How would a rotating schedule make them more money?
This seems more like pure evil to me
I'm gonna go out on a branch and say because everyone has to do it, there is no shift differential paid for swing/nights.
You don't wanna see the schedule of a relative of mine that works as a hospital nurse then.
And she has the good version of the schedule.
You really don't wanna see the schedule of an emergency admission nurse.
Daily changing hours of various schedules switching between early and late with maybe the minimum or 2-3h more of break between shifts...
Wow, that's nuts. At least the manufacturing jobs I see around me are just 4on 4off 12hr shifts, which still sucks IMO, but isn't abusive to employee's mental well being.
I am sad that we live in an age where 4 12 hour shifts in a row is now considered the norm.
Its really only the norm for certain industries. I'm just an IT drone, so I still get my 5 8s, but I've heard some of the factory floor guys say they like it so /shrug.
I wouldn't be opposed to doing 4 10s just to have an extra day off, but support gigs don't generally get that kind of leeway with staffing and coverage issues. But I get to work from home, so I'll take the extra day a week of work.
This worries me 3 ways:
- shifts longer than 8 hours show significant attention span issues
- you didn't specify day or night shifts, the latter of which is massively detrimental because of the circadian rhythm and altering your day vs night
- maybe the job didn't specify, and that's worse
Worst of all would be a 2-2-4 day/night/off schedule, as that combines a too-long shift, a wake-sleep change, and then a too-long shift in darkness.

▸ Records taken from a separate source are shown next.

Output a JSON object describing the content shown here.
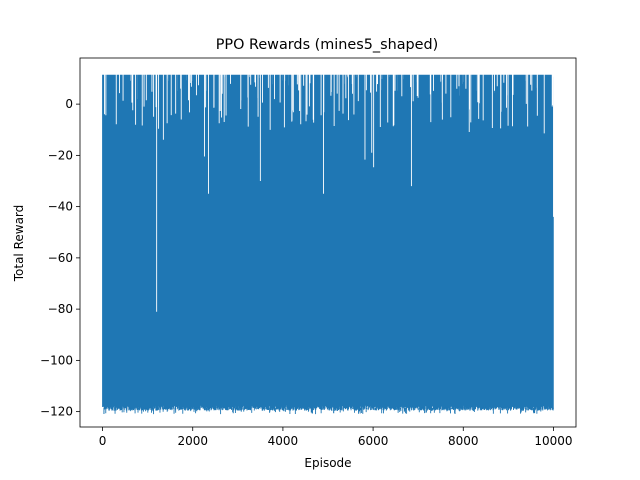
{
  "chart_data": {
    "type": "line",
    "title": "PPO Rewards (mines5_shaped)",
    "xlabel": "Episode",
    "ylabel": "Total Reward",
    "xlim": [
      -500,
      10500
    ],
    "ylim": [
      -126,
      18
    ],
    "xticks": [
      0,
      2000,
      4000,
      6000,
      8000,
      10000
    ],
    "yticks": [
      0,
      -20,
      -40,
      -60,
      -80,
      -100,
      -120
    ],
    "xtick_labels": [
      "0",
      "2000",
      "4000",
      "6000",
      "8000",
      "10000"
    ],
    "ytick_labels": [
      "0",
      "−20",
      "−40",
      "−60",
      "−80",
      "−100",
      "−120"
    ],
    "grid": false,
    "series": [
      {
        "name": "Total Reward",
        "color": "#1f77b4",
        "x": [
          0,
          10000
        ],
        "y_max": 11.5,
        "y_min": -118.5,
        "y_min_floor": -121,
        "episodes": 10000,
        "dense_band": [
          -118,
          11
        ],
        "notable_dips": [
          {
            "episode": 40,
            "reward": -120
          },
          {
            "episode": 1200,
            "reward": -81
          },
          {
            "episode": 2350,
            "reward": -35
          },
          {
            "episode": 3500,
            "reward": -30
          },
          {
            "episode": 4900,
            "reward": -35
          },
          {
            "episode": 6850,
            "reward": -32
          },
          {
            "episode": 10000,
            "reward": -44
          }
        ]
      }
    ]
  }
}
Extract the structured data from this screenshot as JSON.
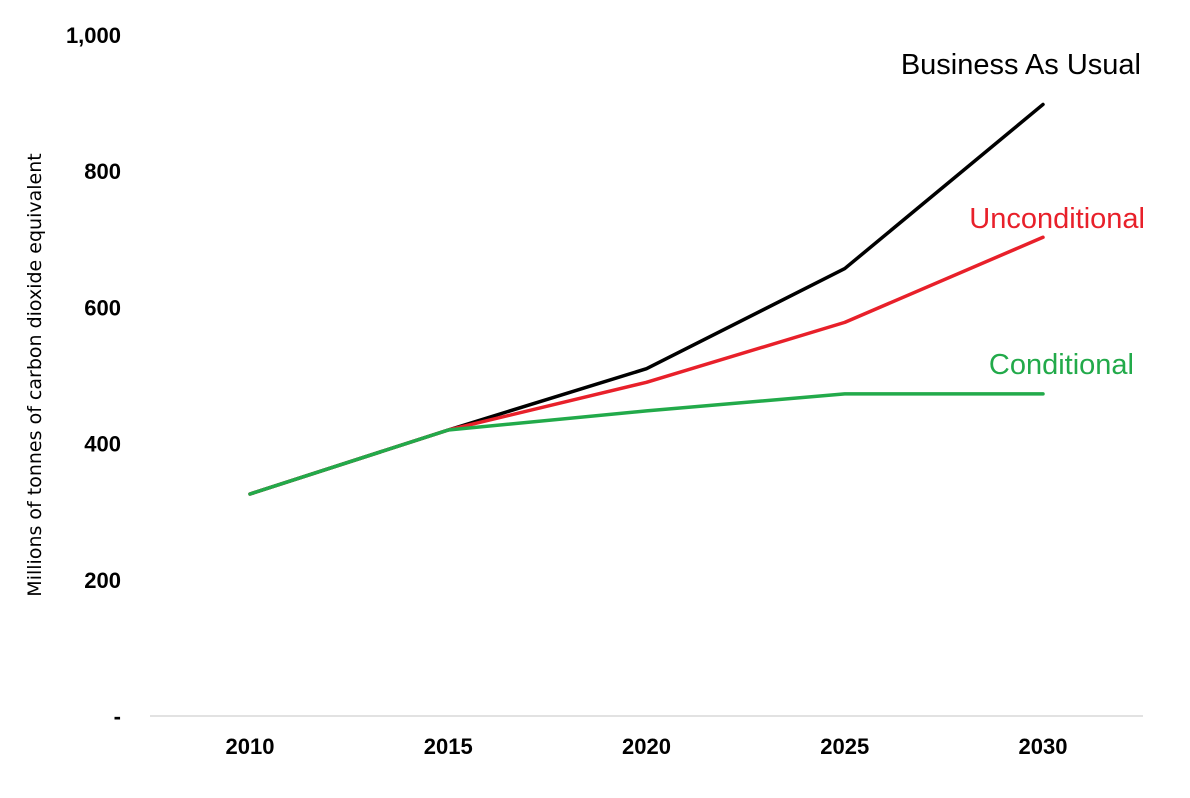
{
  "chart_data": {
    "type": "line",
    "title": "",
    "xlabel": "",
    "ylabel": "Millions of tonnes of carbon dioxide equivalent",
    "x": [
      "2010",
      "2015",
      "2020",
      "2025",
      "2030"
    ],
    "xlim": [
      2010,
      2030
    ],
    "ylim": [
      0,
      1000
    ],
    "y_ticks": [
      {
        "value": 0,
        "label": "-"
      },
      {
        "value": 200,
        "label": "200"
      },
      {
        "value": 400,
        "label": "400"
      },
      {
        "value": 600,
        "label": "600"
      },
      {
        "value": 800,
        "label": "800"
      },
      {
        "value": 1000,
        "label": "1,000"
      }
    ],
    "grid": false,
    "legend": "inline labels at line ends",
    "series": [
      {
        "name": "Business As Usual",
        "color": "#000000",
        "values": [
          326,
          420,
          510,
          657,
          898
        ]
      },
      {
        "name": "Unconditional",
        "color": "#e8202a",
        "values": [
          326,
          420,
          490,
          578,
          703
        ]
      },
      {
        "name": "Conditional",
        "color": "#22aa4a",
        "values": [
          326,
          420,
          448,
          473,
          473
        ]
      }
    ]
  }
}
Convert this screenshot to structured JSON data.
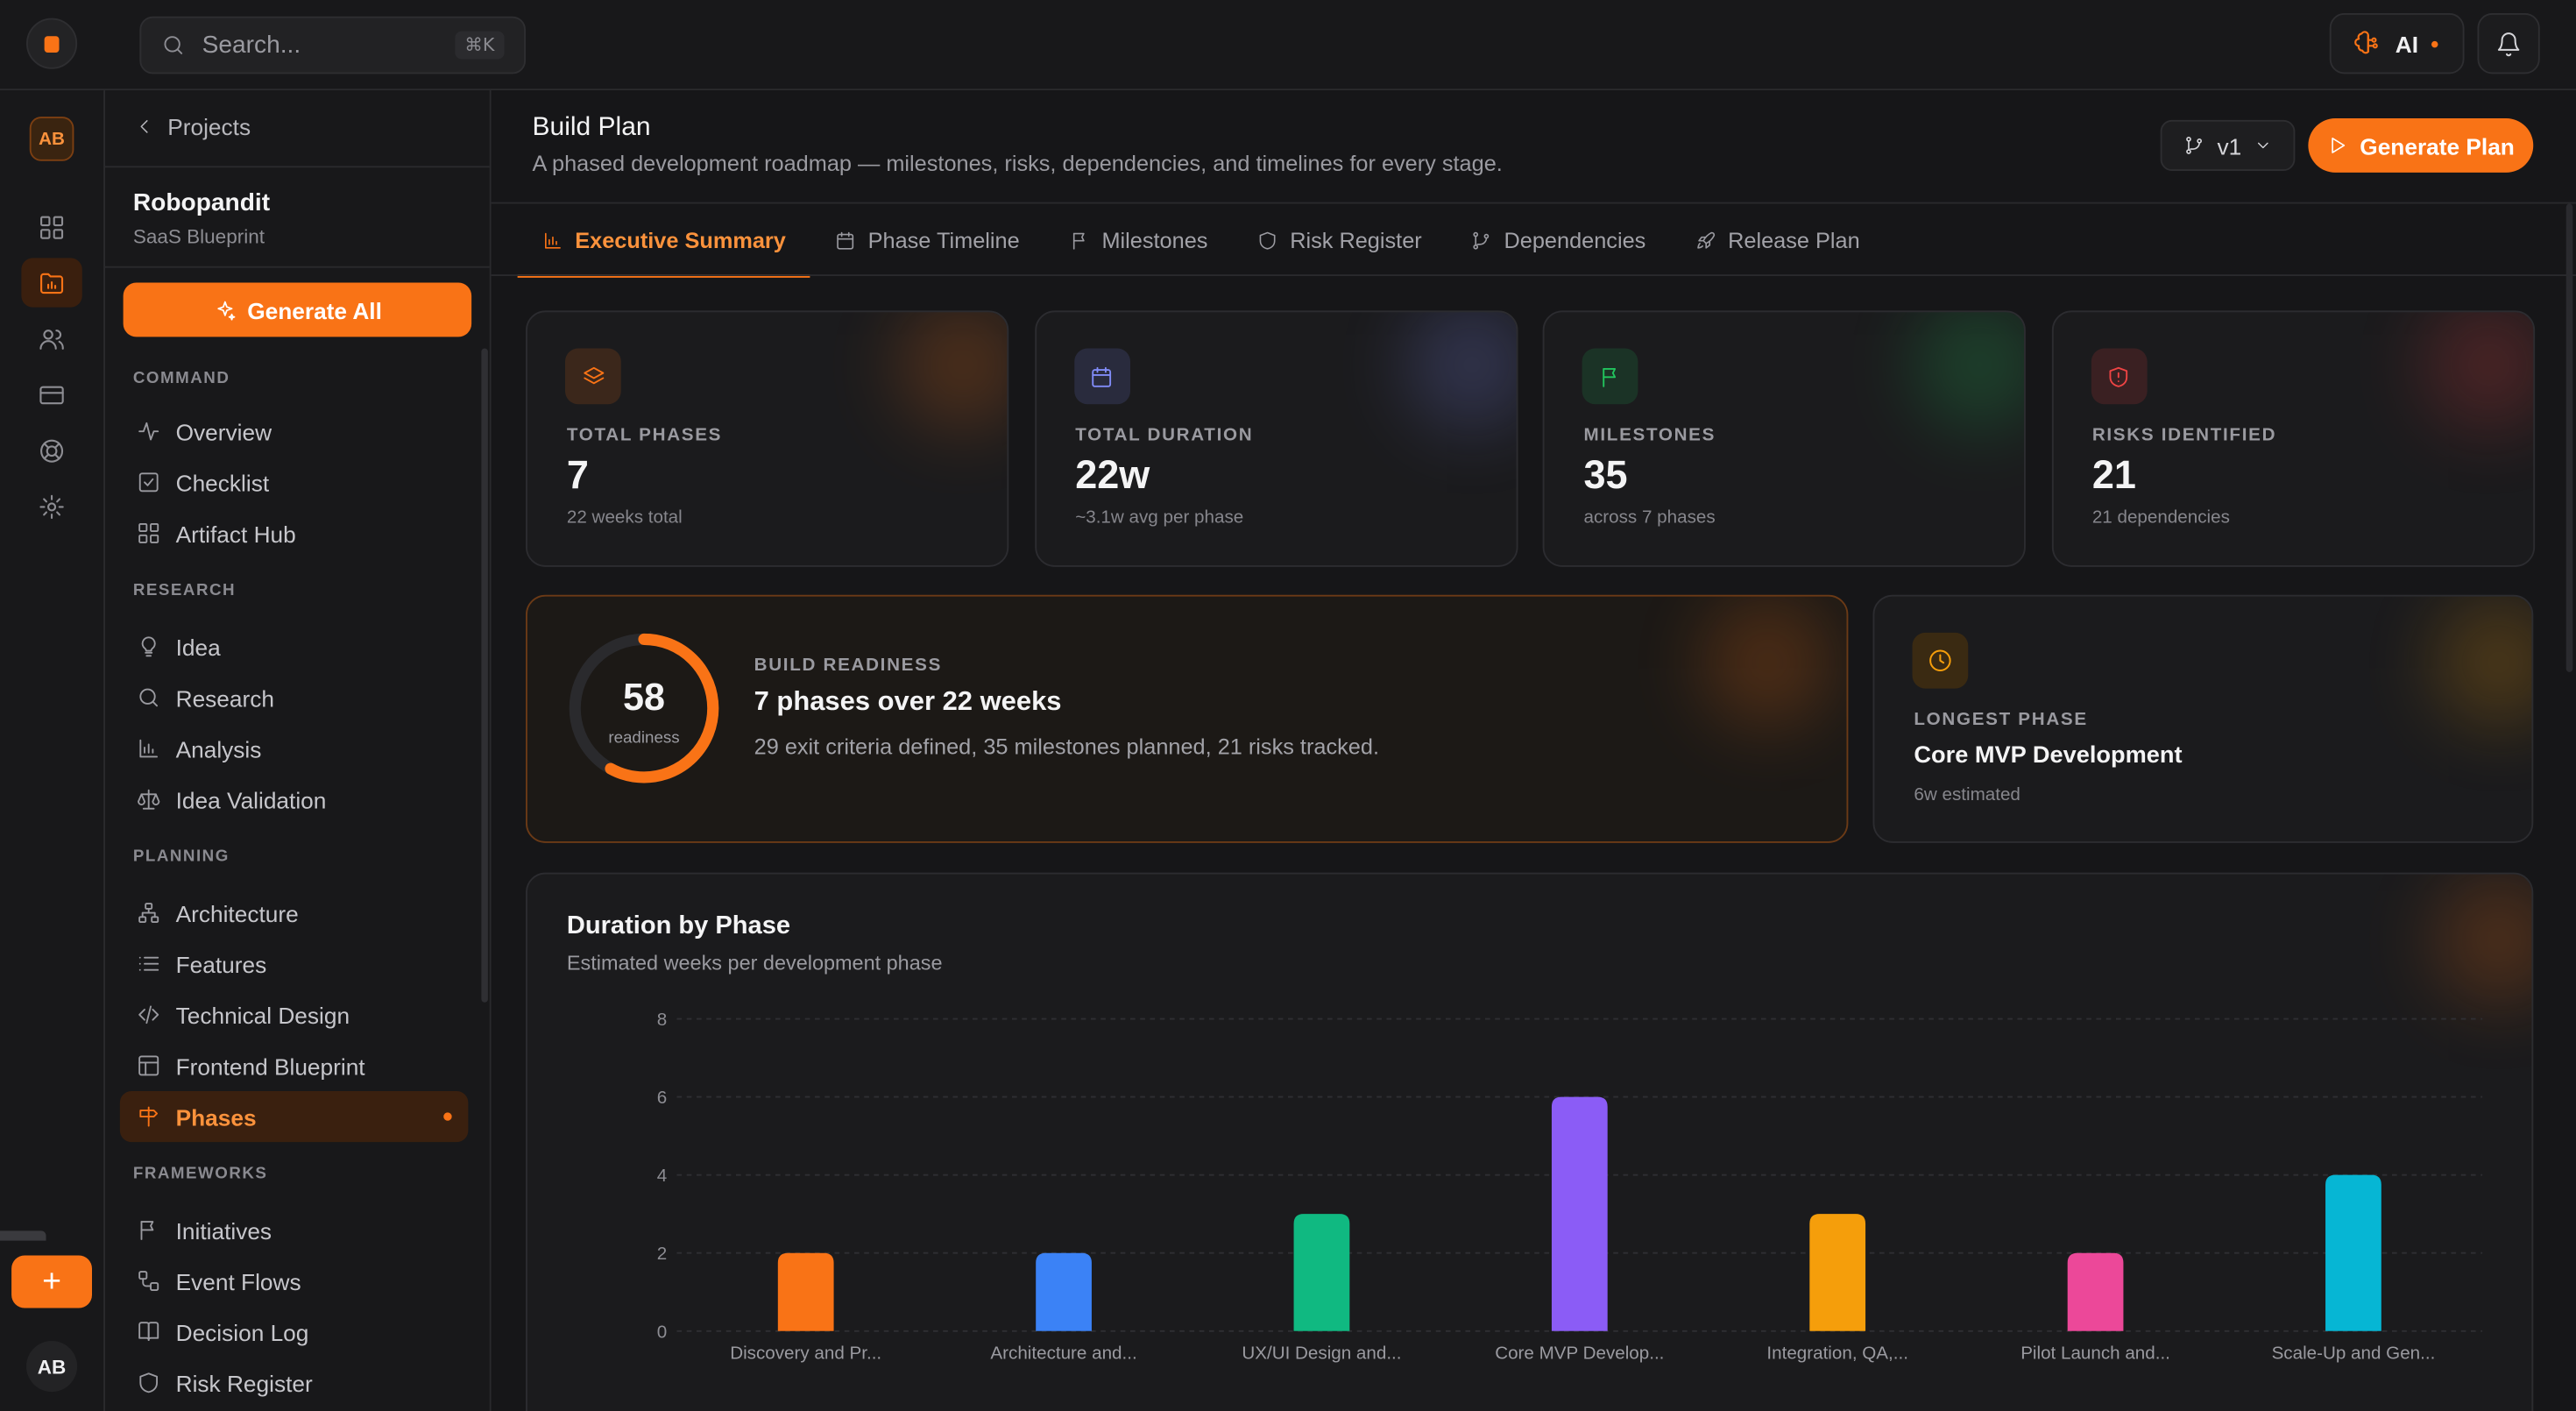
{
  "topbar": {
    "search_placeholder": "Search...",
    "search_shortcut": "⌘K",
    "ai_label": "AI"
  },
  "rail": {
    "avatar_top": "AB",
    "avatar_bottom": "AB",
    "icons": [
      "grid-icon",
      "folder-chart-icon",
      "users-icon",
      "card-icon",
      "lifebuoy-icon",
      "settings-icon"
    ],
    "add_label": "+"
  },
  "sidebar": {
    "back_label": "Projects",
    "project_name": "Robopandit",
    "project_type": "SaaS Blueprint",
    "generate_all_label": "Generate All",
    "sections": [
      {
        "title": "COMMAND",
        "items": [
          {
            "label": "Overview",
            "icon": "activity-icon"
          },
          {
            "label": "Checklist",
            "icon": "checkbox-icon"
          },
          {
            "label": "Artifact Hub",
            "icon": "grid-icon"
          }
        ]
      },
      {
        "title": "RESEARCH",
        "items": [
          {
            "label": "Idea",
            "icon": "lightbulb-icon"
          },
          {
            "label": "Research",
            "icon": "search-icon"
          },
          {
            "label": "Analysis",
            "icon": "bar-chart-icon"
          },
          {
            "label": "Idea Validation",
            "icon": "scale-icon"
          }
        ]
      },
      {
        "title": "PLANNING",
        "items": [
          {
            "label": "Architecture",
            "icon": "network-icon"
          },
          {
            "label": "Features",
            "icon": "list-icon"
          },
          {
            "label": "Technical Design",
            "icon": "code-icon"
          },
          {
            "label": "Frontend Blueprint",
            "icon": "layout-icon"
          },
          {
            "label": "Phases",
            "icon": "signpost-icon",
            "active": true
          }
        ]
      },
      {
        "title": "FRAMEWORKS",
        "items": [
          {
            "label": "Initiatives",
            "icon": "flag-icon"
          },
          {
            "label": "Event Flows",
            "icon": "workflow-icon"
          },
          {
            "label": "Decision Log",
            "icon": "book-icon"
          },
          {
            "label": "Risk Register",
            "icon": "shield-icon"
          }
        ]
      }
    ]
  },
  "header": {
    "title": "Build Plan",
    "description": "A phased development roadmap — milestones, risks, dependencies, and timelines for every stage.",
    "version_label": "v1",
    "generate_plan_label": "Generate Plan"
  },
  "tabs": [
    {
      "label": "Executive Summary",
      "icon": "bar-chart-icon",
      "active": true
    },
    {
      "label": "Phase Timeline",
      "icon": "calendar-icon"
    },
    {
      "label": "Milestones",
      "icon": "flag-icon"
    },
    {
      "label": "Risk Register",
      "icon": "shield-icon"
    },
    {
      "label": "Dependencies",
      "icon": "git-branch-icon"
    },
    {
      "label": "Release Plan",
      "icon": "rocket-icon"
    }
  ],
  "stats": [
    {
      "label": "TOTAL PHASES",
      "value": "7",
      "sub": "22 weeks total",
      "icon": "layers-icon",
      "color": "#f97316"
    },
    {
      "label": "TOTAL DURATION",
      "value": "22w",
      "sub": "~3.1w avg per phase",
      "icon": "calendar-icon",
      "color": "#818cf8"
    },
    {
      "label": "MILESTONES",
      "value": "35",
      "sub": "across 7 phases",
      "icon": "flag-icon",
      "color": "#22c55e"
    },
    {
      "label": "RISKS IDENTIFIED",
      "value": "21",
      "sub": "21 dependencies",
      "icon": "shield-alert-icon",
      "color": "#ef4444"
    }
  ],
  "readiness": {
    "score": 58,
    "score_label": "readiness",
    "label": "BUILD READINESS",
    "title": "7 phases over 22 weeks",
    "description": "29 exit criteria defined, 35 milestones planned, 21 risks tracked."
  },
  "longest_phase": {
    "label": "LONGEST PHASE",
    "title": "Core MVP Development",
    "sub": "6w estimated"
  },
  "chart_data": {
    "type": "bar",
    "title": "Duration by Phase",
    "subtitle": "Estimated weeks per development phase",
    "categories": [
      "Discovery and Pr...",
      "Architecture and...",
      "UX/UI Design and...",
      "Core MVP Develop...",
      "Integration, QA,...",
      "Pilot Launch and...",
      "Scale-Up and Gen..."
    ],
    "values": [
      2,
      2,
      3,
      6,
      3,
      2,
      4
    ],
    "colors": [
      "#f97316",
      "#3b82f6",
      "#10b981",
      "#8b5cf6",
      "#f59e0b",
      "#ec4899",
      "#06b6d4"
    ],
    "ylim": [
      0,
      8
    ],
    "yticks": [
      0,
      2,
      4,
      6,
      8
    ],
    "grid": true
  }
}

This kind of job spec, unless they specify it's only mildly damaging, could be the most toxic format of all!
P.s. I can't believe I'm wishing for it to be the minimally-toxic-but-still-fucking-toxic 4x12 daytime slog.
The rotating to an earlier shift is even more insane. Maybe I'm wrong but I imagine almost everyone finds it easier to push through and stay up later than try to go to sleep 7 hours early.
We still got shift differential on swing shift. I did it for 7 years. It maximizes 24/7 coverage with less crews, but it has a side effect of the end users of the schedule developing severe alcohol abuse and depression.
Sat - Friday 8 hours day
Wednesday - Tuesday 8 hours night
Friday - Thursday 8 hours second
The pay period was separated in such a way that you would not get double time even though you are scheduled 7 days in a row every week.
I messed the schedule up so I fixed it. And yes, there was only 1 day off between second shift and day shift rotation.
I work some where that does double shift which is mornings one week and afternoons the next. It's OK but id prefer standard days, I have however done triple shift for a year at one job and it completely messed me up, and to this day I blame it for giving me super high blood pressure I didn't have before I started it. It all comes down to profits, why buy another machine to manufacture whatever it is you do when you could simply run the same machine 24/7. Although it inevitably leads to disaster one machine doing all the work as triple shifts leave little time for maintenance and seeing managers flap about because a machine broke down because you were allowed to shut it down to grease the bearings once a week is hilarious.
Companies now want 24 hour productivity, which means they will abuse their workers to keep that cycle going. Worker healthy is probably not even a thought, just: how do we get more out of them?
It's possible to staff a factory 24/7 without rotating shifts, but much harder unless you offer financial incentives to work nights, i.e. a differential. But of course it's cheaper to just require rotation.
Possibly so they don't have to pay night shift more?